While that is certainly true the coriolis force only applies to objects moving between different latitudes and is caused by the different tangential velocities of the surface at different latitutdes. Hence there is no coriolis force for the flywheel in question since the centre of mass is stationary and remains at a fixed latitude.
All of the energy that we see (as well as the energy we don't see, which is the vast majority of it and which comes out in a relativistic particle wind) comes from the rotation of the neutron star. That means that pulsars are flywheels. And amazingly (even to me, and I study them daily), the most energetic pulsars give off tens of thousands of times more power than the total power output of the Sun. And all from rotation. That's crazy.
Damn the Universe is cool.
One of my physics teachers at school used to work in a power station for a bit. He showed us some pictures of a 'fuse' that they used. When I think of a fuse, I think of a small, thin, piece of wire. This was a large copper bar. He also had some pictures from when it blew - the entire bar was vaporised. When people talk about MWs and GWs, the numbers don't seem real. When you see lumps of copper being instantly turned to gas, you get a real feeling for the amount of power involved.http://www.jordanshoeshotsale.com
Beacon flywheel = temporary buffering...
The beacon flywheels are intended for frequency regulation, not energy arbitrage.
this is third hand, but...
In the UK they built a synchrotron, and when they turned it on all the lights dimmed in the surrounding area on every cycle. They installed a bunch of flywheels coupled to motor/generators. These were *big* flywheels, maybe 1 ton each.
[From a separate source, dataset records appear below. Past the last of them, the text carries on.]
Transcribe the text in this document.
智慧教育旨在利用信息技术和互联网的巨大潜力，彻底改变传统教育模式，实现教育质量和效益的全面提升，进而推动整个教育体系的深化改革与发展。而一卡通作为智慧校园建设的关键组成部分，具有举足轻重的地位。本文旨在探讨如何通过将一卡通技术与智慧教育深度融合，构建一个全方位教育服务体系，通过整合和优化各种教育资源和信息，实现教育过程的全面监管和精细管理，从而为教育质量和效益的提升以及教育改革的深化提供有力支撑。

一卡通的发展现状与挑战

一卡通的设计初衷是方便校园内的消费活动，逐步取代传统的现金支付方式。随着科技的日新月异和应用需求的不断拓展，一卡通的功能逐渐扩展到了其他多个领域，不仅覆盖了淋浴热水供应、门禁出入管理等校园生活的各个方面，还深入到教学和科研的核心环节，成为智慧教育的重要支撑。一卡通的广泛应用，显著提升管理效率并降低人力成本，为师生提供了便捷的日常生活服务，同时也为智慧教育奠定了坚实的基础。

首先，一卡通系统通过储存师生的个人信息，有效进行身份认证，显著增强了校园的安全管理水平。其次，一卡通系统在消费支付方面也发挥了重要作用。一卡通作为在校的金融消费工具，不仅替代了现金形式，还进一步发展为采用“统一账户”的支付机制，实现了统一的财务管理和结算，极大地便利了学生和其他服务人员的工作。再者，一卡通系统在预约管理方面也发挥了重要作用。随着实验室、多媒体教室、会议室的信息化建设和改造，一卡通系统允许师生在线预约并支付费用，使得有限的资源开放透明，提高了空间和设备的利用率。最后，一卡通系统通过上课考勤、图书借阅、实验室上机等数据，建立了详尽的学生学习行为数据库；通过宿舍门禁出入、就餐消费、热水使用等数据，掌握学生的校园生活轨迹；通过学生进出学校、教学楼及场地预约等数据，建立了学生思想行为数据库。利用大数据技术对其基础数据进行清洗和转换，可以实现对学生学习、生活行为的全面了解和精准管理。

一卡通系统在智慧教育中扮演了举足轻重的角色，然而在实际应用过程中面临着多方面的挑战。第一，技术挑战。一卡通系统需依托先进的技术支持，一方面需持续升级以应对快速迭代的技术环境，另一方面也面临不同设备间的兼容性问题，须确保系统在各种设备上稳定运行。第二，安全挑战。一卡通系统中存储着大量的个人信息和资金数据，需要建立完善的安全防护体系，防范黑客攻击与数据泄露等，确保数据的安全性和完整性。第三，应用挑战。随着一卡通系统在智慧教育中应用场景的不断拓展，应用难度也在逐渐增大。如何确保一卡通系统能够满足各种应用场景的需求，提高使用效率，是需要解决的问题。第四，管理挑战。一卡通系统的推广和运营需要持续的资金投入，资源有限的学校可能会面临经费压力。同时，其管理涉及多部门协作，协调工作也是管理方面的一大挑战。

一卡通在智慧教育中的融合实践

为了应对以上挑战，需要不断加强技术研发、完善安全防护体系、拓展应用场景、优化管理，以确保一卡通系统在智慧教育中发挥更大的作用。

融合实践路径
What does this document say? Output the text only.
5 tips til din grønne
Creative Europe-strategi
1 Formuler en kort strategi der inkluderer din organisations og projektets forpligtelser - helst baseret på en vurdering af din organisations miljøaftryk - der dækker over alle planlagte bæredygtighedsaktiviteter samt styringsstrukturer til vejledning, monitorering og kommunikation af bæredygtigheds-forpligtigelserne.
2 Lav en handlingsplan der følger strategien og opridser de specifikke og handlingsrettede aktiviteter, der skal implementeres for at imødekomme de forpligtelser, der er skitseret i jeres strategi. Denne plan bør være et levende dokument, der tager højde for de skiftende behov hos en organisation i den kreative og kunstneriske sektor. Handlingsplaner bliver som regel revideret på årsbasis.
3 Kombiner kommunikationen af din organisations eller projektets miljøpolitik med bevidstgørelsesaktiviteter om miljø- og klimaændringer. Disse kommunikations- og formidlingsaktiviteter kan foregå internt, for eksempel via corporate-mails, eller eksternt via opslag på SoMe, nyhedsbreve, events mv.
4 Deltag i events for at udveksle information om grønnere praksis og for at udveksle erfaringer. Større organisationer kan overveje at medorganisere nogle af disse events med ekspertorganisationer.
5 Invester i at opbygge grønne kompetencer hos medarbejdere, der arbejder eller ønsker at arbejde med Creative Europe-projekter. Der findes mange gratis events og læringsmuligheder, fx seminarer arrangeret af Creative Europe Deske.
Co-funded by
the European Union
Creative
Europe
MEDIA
The story is that one came off its bearings one day and went throught three buildings before it stopped,
Tony
When I was a senior EE student at Kansas State University in 1977 I participated in an alternative energy project. We realized then, even as students, that flywheels can have a very high energy density, can be local to the power plant or distributed across an area, are very efficient, are somewhat low-tech, etc. Recently I was at an informal gathering of high-level engineers and managers from a regional electric utility who happened to mention the problem with smoothing the supply curve associated with solar-thermal arrays (in Arizona). I mentioned flywheels and they all looked at me like I was an idiot.